Зашедший за чем-то на кухню отец Дионисий, высокий молодой человек с греческим профилем и сандалиями, к которым так и напрашивались крылышки, как у олимпийских богов, разговаривая с Александром, глянул полунасмешливо на мать Олега и спросил, зная, что говорит:
— Я не мешаю?
— Прости Господи, не мешаете, — еле слышно проговорила мать Олега, не поднимая головы от пола, который продолжала упорно тереть, согнувшись в три погибели.
— Я ведь летать не могу, – в том же тоне продолжил отец Дионисий.
— Все мы скоро полетим, если, конечно, дух свой усмирять научимся, — не отрывая головы от тряпки, неожиданно для самой себя, как само собой разумеющееся, заметила мать Олега и тут же, опомнившись, что говорит это вслух, совсем уж тихо прошептала, — Простите ради Бога.
Минуты не прошло, как отца Дионисия сдуло сначала с немытого места, а потом и вообще с кухни. И полы мылись по мановению Руки Всевышнего. Ни за кем не приходилось затирать следы, как будто все уже летали.
Только Фотинья справилась с послушанием, как наступило время обеденной трапезы, и она пошла из мужской в женскую, всё больше ощущая себя благодаря такому разделению по половому признаку женщиной. После обеда Фотинье назначили послушание в виде мытья посуды. Анна, занимающаяся дома этим нудным для Фотиньи процессом ежедневно и молниеносно, попросилась у матушки Надежды заменить свою мать, зная, что та будет мыть посуду до морковкиного заговения, прости Господи! Матушка Надежда нехотя согласилась и отправила Фотинью отдыхать. Но не успела Фотинья отойти от трапезной на несколько шагов, как матушка позвала её обратно и сердито отчитала за следующее. Оказывается, Анна, вылезая из окна школы, сломала раму и теперь придётся вызывать мастера по ремонту окон. И вообще, нечего тут своевольничать, заперли, так сиди и жди, пока кто придёт и откроет, а не в окна лазай.
Фотинья с благодарностью поклонилась матушке Надежде и сказала, что за этим она в школу и идёт. И пошла. Придя в школу и зайдя в свою комнату, она нашла полуприкрытое окно и, плотно прижав его, заложила на шпингалет. Сделав доброе дело, Фотинья отправилась облегчиться, но тут в дверь школы стали стучать. Стучали в женскую половину, которую Фотинья войдя, предусмотрительно, то есть по предусмотрительным монастырским правилам, закрыла на крючок. Фотинья подошла к двери, и на её вопрос «Кто там?» раздался Любин голос:
— Христос воскресе.
Ответив «Воистину воскресе», Фотинья открыла дверь и мимо неё по коридору прямо в её комнату прошли Люба и мать Иринья. Последняя подошла к только что запертому Фотиньей окну и воззрилась на него в немом изумлении.
— Ну где? — Нетерпеливо спросила вечно занятая Любовь.
— Вот это, — наконец-то к матери Иринье вернулся дар речи, — но я никак не могла его закрыть, а... — и она вопрошающе посмотрела на вошедшую следом за ними Фотинью, фигуру которой они всю дорогу, идя до школы, видели за несколько метров перед собой.

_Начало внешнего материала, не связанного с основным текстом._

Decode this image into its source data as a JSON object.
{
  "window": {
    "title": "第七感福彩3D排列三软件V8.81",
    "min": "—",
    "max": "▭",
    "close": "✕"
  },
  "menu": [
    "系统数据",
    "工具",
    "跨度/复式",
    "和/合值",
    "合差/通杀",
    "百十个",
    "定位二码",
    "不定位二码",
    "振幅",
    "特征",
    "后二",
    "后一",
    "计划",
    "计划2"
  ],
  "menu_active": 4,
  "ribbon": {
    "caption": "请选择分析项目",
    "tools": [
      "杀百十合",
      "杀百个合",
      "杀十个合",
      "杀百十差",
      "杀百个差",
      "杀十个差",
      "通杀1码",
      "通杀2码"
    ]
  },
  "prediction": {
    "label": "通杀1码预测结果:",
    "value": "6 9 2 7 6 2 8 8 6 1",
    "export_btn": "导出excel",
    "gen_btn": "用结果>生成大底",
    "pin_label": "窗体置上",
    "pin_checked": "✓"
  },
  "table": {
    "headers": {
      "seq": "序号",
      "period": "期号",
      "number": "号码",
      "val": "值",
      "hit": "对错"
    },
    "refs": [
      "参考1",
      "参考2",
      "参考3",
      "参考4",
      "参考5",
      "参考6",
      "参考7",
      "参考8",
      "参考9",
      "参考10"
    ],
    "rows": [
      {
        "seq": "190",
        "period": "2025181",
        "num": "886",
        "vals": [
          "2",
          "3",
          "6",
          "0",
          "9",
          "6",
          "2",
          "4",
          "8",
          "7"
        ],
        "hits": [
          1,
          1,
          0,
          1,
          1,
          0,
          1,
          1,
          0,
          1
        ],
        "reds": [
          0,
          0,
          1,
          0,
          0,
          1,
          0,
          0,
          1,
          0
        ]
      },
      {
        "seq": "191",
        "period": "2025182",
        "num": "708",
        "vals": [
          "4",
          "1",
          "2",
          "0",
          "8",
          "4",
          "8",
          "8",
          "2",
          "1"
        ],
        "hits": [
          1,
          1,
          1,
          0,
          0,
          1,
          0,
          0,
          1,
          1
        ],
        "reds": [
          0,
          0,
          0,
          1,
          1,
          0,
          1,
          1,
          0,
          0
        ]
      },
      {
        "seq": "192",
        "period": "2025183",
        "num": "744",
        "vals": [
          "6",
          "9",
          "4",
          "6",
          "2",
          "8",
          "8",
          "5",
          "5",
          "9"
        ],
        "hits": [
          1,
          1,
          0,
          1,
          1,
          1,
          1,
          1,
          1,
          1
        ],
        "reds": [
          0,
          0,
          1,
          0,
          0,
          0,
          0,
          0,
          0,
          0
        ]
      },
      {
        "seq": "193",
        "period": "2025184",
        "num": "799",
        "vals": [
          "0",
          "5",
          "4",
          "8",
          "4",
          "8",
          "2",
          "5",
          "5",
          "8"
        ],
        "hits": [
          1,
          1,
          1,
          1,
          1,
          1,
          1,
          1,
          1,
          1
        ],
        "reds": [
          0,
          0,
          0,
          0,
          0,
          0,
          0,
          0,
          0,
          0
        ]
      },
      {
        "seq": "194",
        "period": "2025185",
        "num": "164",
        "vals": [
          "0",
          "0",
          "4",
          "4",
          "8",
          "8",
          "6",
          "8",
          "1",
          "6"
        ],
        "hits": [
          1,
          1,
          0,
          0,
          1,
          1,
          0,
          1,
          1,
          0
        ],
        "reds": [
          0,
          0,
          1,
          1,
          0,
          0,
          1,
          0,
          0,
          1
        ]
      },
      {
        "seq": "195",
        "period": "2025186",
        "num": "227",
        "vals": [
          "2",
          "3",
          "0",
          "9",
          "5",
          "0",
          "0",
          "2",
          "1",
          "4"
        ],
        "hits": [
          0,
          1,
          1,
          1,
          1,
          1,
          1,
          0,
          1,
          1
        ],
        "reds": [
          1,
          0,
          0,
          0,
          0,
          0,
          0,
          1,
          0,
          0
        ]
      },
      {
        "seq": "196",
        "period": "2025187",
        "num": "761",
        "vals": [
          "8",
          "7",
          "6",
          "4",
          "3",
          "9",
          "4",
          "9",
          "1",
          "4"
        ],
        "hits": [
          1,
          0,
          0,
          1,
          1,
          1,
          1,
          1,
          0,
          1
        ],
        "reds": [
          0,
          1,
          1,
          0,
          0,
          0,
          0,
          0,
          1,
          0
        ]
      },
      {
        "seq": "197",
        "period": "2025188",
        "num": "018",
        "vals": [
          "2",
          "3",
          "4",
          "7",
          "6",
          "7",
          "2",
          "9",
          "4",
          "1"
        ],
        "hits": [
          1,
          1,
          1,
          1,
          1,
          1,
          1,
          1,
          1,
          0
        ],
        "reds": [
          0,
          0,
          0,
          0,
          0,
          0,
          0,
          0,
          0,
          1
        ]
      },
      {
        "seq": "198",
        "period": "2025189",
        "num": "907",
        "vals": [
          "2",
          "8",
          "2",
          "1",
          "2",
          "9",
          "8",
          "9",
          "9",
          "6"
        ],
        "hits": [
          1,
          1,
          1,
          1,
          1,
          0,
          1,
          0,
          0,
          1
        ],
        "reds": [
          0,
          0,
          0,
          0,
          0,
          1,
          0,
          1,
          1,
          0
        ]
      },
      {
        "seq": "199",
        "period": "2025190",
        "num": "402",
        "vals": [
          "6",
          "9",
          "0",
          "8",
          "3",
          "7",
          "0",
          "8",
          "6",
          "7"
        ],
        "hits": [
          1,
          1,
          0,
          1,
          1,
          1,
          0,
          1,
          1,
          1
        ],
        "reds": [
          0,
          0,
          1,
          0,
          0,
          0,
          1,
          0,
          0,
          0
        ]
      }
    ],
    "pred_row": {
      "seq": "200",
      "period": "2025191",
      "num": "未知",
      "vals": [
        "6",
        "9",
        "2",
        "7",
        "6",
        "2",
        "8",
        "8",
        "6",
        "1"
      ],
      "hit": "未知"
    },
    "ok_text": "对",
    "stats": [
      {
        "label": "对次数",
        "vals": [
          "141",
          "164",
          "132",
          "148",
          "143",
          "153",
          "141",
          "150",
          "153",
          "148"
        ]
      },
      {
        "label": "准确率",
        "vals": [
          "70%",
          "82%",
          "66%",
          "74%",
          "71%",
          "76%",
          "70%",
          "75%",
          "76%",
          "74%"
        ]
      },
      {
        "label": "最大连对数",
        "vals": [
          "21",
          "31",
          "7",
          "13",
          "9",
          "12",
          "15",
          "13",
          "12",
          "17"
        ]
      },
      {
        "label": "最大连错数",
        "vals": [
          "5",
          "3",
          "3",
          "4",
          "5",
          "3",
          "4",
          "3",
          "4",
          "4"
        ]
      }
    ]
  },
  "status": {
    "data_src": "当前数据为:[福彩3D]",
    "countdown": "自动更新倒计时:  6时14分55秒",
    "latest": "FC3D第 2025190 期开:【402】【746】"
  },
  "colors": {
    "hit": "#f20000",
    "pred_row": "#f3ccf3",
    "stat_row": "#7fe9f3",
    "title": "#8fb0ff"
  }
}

То, что она сумела отремонтировать окно за столь короткий промежуток, не верилось, оставалось уповать на какое-нибудь чудо. Но никакого чуда, кроме несломанного окна, не было. И матери ушли восвояси, оставив Фотинью на двухчасовой отдых. А Фотинья пошла на ферму к Наталье, которая через Анну передала просьбу о желании познакомиться со стихами её матери. Наталья единственная в монастыре по наущению Анны называла Фотинью по имени-отчеству.
Натальи на ферме не было, но её напарница Юлия была так радушна, что Фотинье ни о чём не пришлось жалеть. Она и не заметила, как прошло каких-то несколько минут и Наталья появилась в сопровождении гостей, приехавших в посёлок на Пасху. Когда гости ушли, Наталья и Юлия стали поить Фотинью чаем на полянке около фермы. Разговор шёл сначала о стихах и их плотской, то есть страстной основе, затем Фотинья, непонятно почему, вспомнила о магистре Людмиле Александровне, которая в День Книги, отмечаемом в обществе книголюбов, издалека глянув на руку Фотиньи, сказала: «Ты можешь лечить бесконтактным способом». И если сначала Наталья была только несдержанна, покрикивая от души на покорно сносящую всё Юлию, и даже рассказала много интересного для Фотиньи, то потом она насторожилась.
Что же такого интересного рассказала Наталья?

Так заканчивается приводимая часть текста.